Mais uma noite em claro. Prática como sou aproveitei as horas em claro para organizar uma lista do que tinha que fazer durante o dia, além é claro de colocar a bagagem nas malas. Seria uma longa sexta feira pois o vôo da American Airlines iria decolar às 22h30.
Previsão de chegada em Brasília às 9 da manhã, mais 3 horas de carro até Goiânia. Recebemos a instrução de ir em casa e tomar um banho antes de ir ao hospital pois ambiente de aeroporto e avião tem bactérias e germes demais.
Uma hora da tarde estávamos na UTI para ver mamãe.
A imagem daquela senhorinha frágil e encolhida na cama da UTI foi de cortar o coração. Muito diferente da pessoa que um mês antes havia viajado sozinha para São Paulo para visitar os dois filhos que moram lá.
Ela havia me pedido a passagem aérea de presente de Natal.
Ela sempre gostou de viajar e passou para os filhos a importância de ter mente aberta. Aos 72 anos, minha mãe viajou sozinha em umas férias curtas para o Chile onde não conhece vivalma.
Filha de família pobre no interior de Goiás, D. Carmem passou a infância às margens do Parnaíba, em uma casinha de pau-a-pique.
Sem nenhum incentivo para isso, se afeiçoou aos livros, obtidos com dificuldade e lidos com a escassa luz de lamparina, sob as broncas do pai, preocupado com o consumo de querosene, coisa de luxo naquela época.
Aos 20 anos, seu primeiro parto foi de gêmeos, que morreram com menos de duas semanas de vida.

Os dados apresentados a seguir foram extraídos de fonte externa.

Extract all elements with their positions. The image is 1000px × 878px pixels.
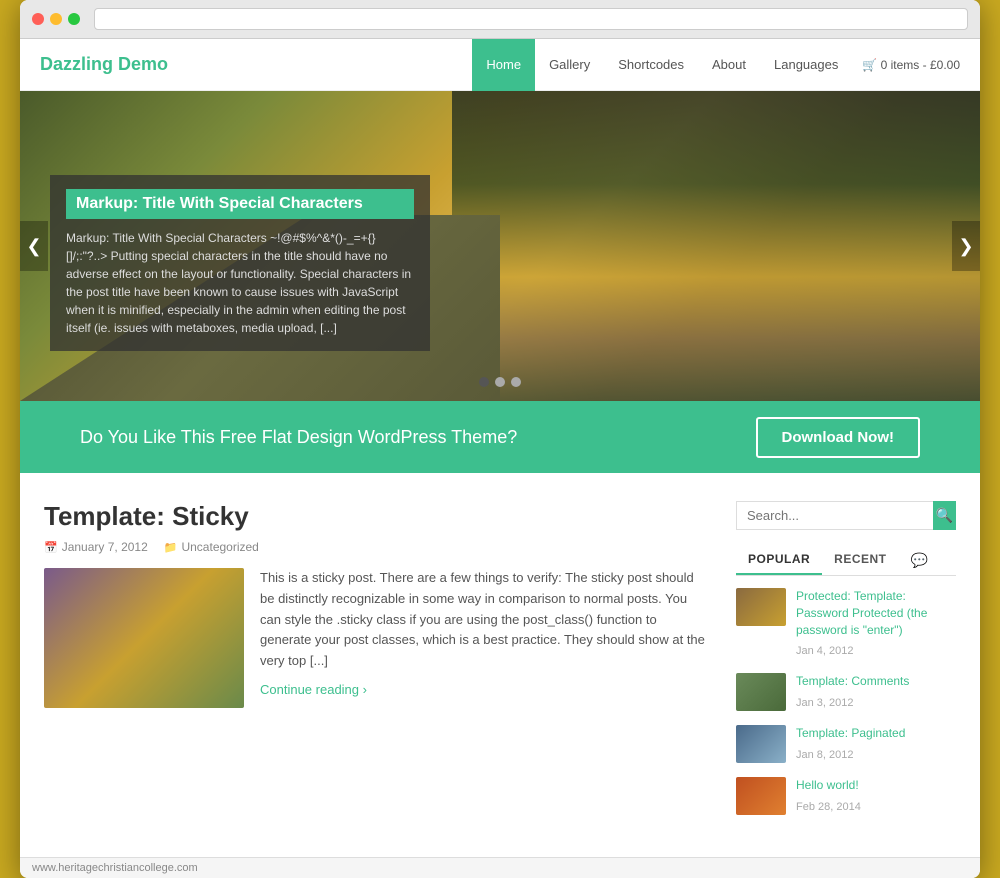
post-category: 📁 Uncategorized	[164, 540, 259, 554]
slider-dot-1[interactable]	[479, 377, 489, 387]
hero-trees-decoration	[452, 91, 980, 401]
address-bar[interactable]	[94, 8, 968, 30]
close-dot[interactable]	[32, 13, 44, 25]
hero-caption: Markup: Title With Special Characters Ma…	[50, 175, 430, 351]
site-nav: Dazzling Demo Home Gallery Shortcodes Ab…	[20, 39, 980, 91]
browser-chrome	[20, 0, 980, 39]
nav-link-gallery[interactable]: Gallery	[535, 39, 604, 91]
sidebar-tabs: POPULAR RECENT 💬	[736, 546, 956, 576]
sidebar-post-date-4: Feb 28, 2014	[796, 801, 861, 813]
read-more-link[interactable]: Continue reading ›	[260, 682, 367, 697]
nav-item-gallery[interactable]: Gallery	[535, 39, 604, 91]
post-layout: This is a sticky post. There are a few t…	[44, 568, 706, 708]
maximize-dot[interactable]	[68, 13, 80, 25]
nav-link-about[interactable]: About	[698, 39, 760, 91]
sidebar-thumb-1	[736, 588, 786, 626]
sidebar-post-info-2: Template: Comments Jan 3, 2012	[796, 673, 909, 711]
sidebar-post-date-1: Jan 4, 2012	[796, 645, 854, 657]
hero-caption-text: Markup: Title With Special Characters ~!…	[66, 229, 414, 337]
sidebar: 🔍 POPULAR RECENT 💬 Protected: Template: …	[736, 501, 956, 829]
hero-slider: Markup: Title With Special Characters Ma…	[20, 91, 980, 401]
nav-link-home[interactable]: Home	[472, 39, 535, 91]
nav-cart[interactable]: 🛒 0 items - £0.00	[862, 58, 960, 72]
nav-link-shortcodes[interactable]: Shortcodes	[604, 39, 698, 91]
tab-popular[interactable]: POPULAR	[736, 546, 822, 575]
slider-next-button[interactable]: ❯	[952, 221, 980, 271]
sidebar-post-3: Template: Paginated Jan 8, 2012	[736, 725, 956, 763]
post-meta: 📅 January 7, 2012 📁 Uncategorized	[44, 540, 706, 554]
status-bar: www.heritagechristiancollege.com	[20, 857, 980, 878]
tab-comments[interactable]: 💬	[899, 546, 941, 575]
slider-prev-button[interactable]: ❮	[20, 221, 48, 271]
post-excerpt: This is a sticky post. There are a few t…	[260, 568, 706, 672]
search-bar: 🔍	[736, 501, 956, 530]
search-button[interactable]: 🔍	[933, 501, 956, 530]
sidebar-post-info-1: Protected: Template: Password Protected …	[796, 588, 956, 659]
sidebar-thumb-2	[736, 673, 786, 711]
sidebar-post-4: Hello world! Feb 28, 2014	[736, 777, 956, 815]
sidebar-post-info-4: Hello world! Feb 28, 2014	[796, 777, 861, 815]
post-date: 📅 January 7, 2012	[44, 540, 148, 554]
sidebar-post-info-3: Template: Paginated Jan 8, 2012	[796, 725, 905, 763]
download-button[interactable]: Download Now!	[756, 417, 921, 458]
nav-item-home[interactable]: Home	[472, 39, 535, 91]
calendar-icon: 📅	[44, 541, 58, 554]
minimize-dot[interactable]	[50, 13, 62, 25]
browser-window: Dazzling Demo Home Gallery Shortcodes Ab…	[20, 0, 980, 878]
sidebar-post-date-2: Jan 3, 2012	[796, 697, 854, 709]
cta-band: Do You Like This Free Flat Design WordPr…	[20, 401, 980, 473]
tab-recent[interactable]: RECENT	[822, 546, 898, 575]
slider-dot-3[interactable]	[511, 377, 521, 387]
nav-link-languages[interactable]: Languages	[760, 39, 852, 91]
slider-dots	[479, 377, 521, 387]
sidebar-thumb-4	[736, 777, 786, 815]
site-logo: Dazzling Demo	[40, 54, 472, 75]
status-url: www.heritagechristiancollege.com	[32, 862, 198, 874]
sidebar-post-link-2[interactable]: Template: Comments	[796, 673, 909, 690]
sidebar-post-1: Protected: Template: Password Protected …	[736, 588, 956, 659]
nav-menu: Home Gallery Shortcodes About Languages	[472, 39, 852, 91]
sidebar-post-link-3[interactable]: Template: Paginated	[796, 725, 905, 742]
cta-text: Do You Like This Free Flat Design WordPr…	[80, 427, 517, 448]
content-primary: Template: Sticky 📅 January 7, 2012 📁 Unc…	[44, 501, 706, 829]
sidebar-post-link-4[interactable]: Hello world!	[796, 777, 861, 794]
sidebar-post-link-1[interactable]: Protected: Template: Password Protected …	[796, 588, 956, 638]
post-title: Template: Sticky	[44, 501, 706, 532]
post-excerpt-area: This is a sticky post. There are a few t…	[260, 568, 706, 708]
nav-item-shortcodes[interactable]: Shortcodes	[604, 39, 698, 91]
folder-icon: 📁	[164, 541, 178, 554]
nav-item-about[interactable]: About	[698, 39, 760, 91]
nav-item-languages[interactable]: Languages	[760, 39, 852, 91]
search-input[interactable]	[736, 501, 933, 530]
hero-caption-title: Markup: Title With Special Characters	[66, 189, 414, 219]
slider-dot-2[interactable]	[495, 377, 505, 387]
post-thumbnail	[44, 568, 244, 708]
main-content: Template: Sticky 📅 January 7, 2012 📁 Unc…	[20, 473, 980, 857]
sidebar-post-2: Template: Comments Jan 3, 2012	[736, 673, 956, 711]
sidebar-post-date-3: Jan 8, 2012	[796, 749, 854, 761]
sidebar-thumb-3	[736, 725, 786, 763]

A próxima fui eu, doentinha e franzina. Nada parava no estômago da menina fragilzinha, sempre ameaçando ir seguir o mesmo caminho dos primogênitos.
Apavorada, D. Carmem tentou de tudo para dar sobrevida ao seu bebê. A eficiência da alquimia utilizada me garantiu um estômago de ema!
No total, oito filhos povoam a vida de D. Carmem, cada qual com sua série de filhos, garantindo muita gente à sua volta na sua terceira idade (ai de quem falar em velhice). O coração grande não se contentou com os oito filhos. Em tempos muito difíceis adotou uma afilhada, que considera como filha e que morou conosco desde os quatro anos de idade.
Quando apresentei a ela meu candidato a marido, ela se afeiçoou por ele de imediato e o adotou também.
O Beto e ela dividem o amor por livros e plantas.
Pois foi essa guerreira que estava na cama da UTI, meio confusa, meio lúcida, com os braços cheios de hematomas, a mão redonda de tão inchada.
Nos primeiros dias pós AVC é normal uma forte agitação do paciente, então ela estava amarrada na cama. Por determinação do médico estava sem a prótese dentária, uma espécie de de dentadura só que sustentada em implantes.
A falta dos dentes a deixava muito mais velha. Mamãe sempre foi muito vaidosa e jamais nos deixava vê-la sem sua prótese.
Perguntou se fomos bem de viagem e se o Sérgio, meu irmão caçula havia voltado da China. Pediu uma água gelada e um café quente. É claro que não podíamos atender nenhum dos dois pedidos.
Ficamos por dez minutos na UTI e fomos embora. Lá fora desabei de vez. O Christiano da The1 estava comigo e me abraçou carinhosamente.
Deus foi muito bondoso ao inventar as lágrimas pois chorar descomprime o peito e funciona como um banho de água morna: não cura a dor mas reconforta.
Já na sala reservada que a The1 mantém para seus clientes fui recuperando o controle. Tinha sido um golpe duro de aguentar, mesmo eu, um poço de racionalidade segundo meu marido.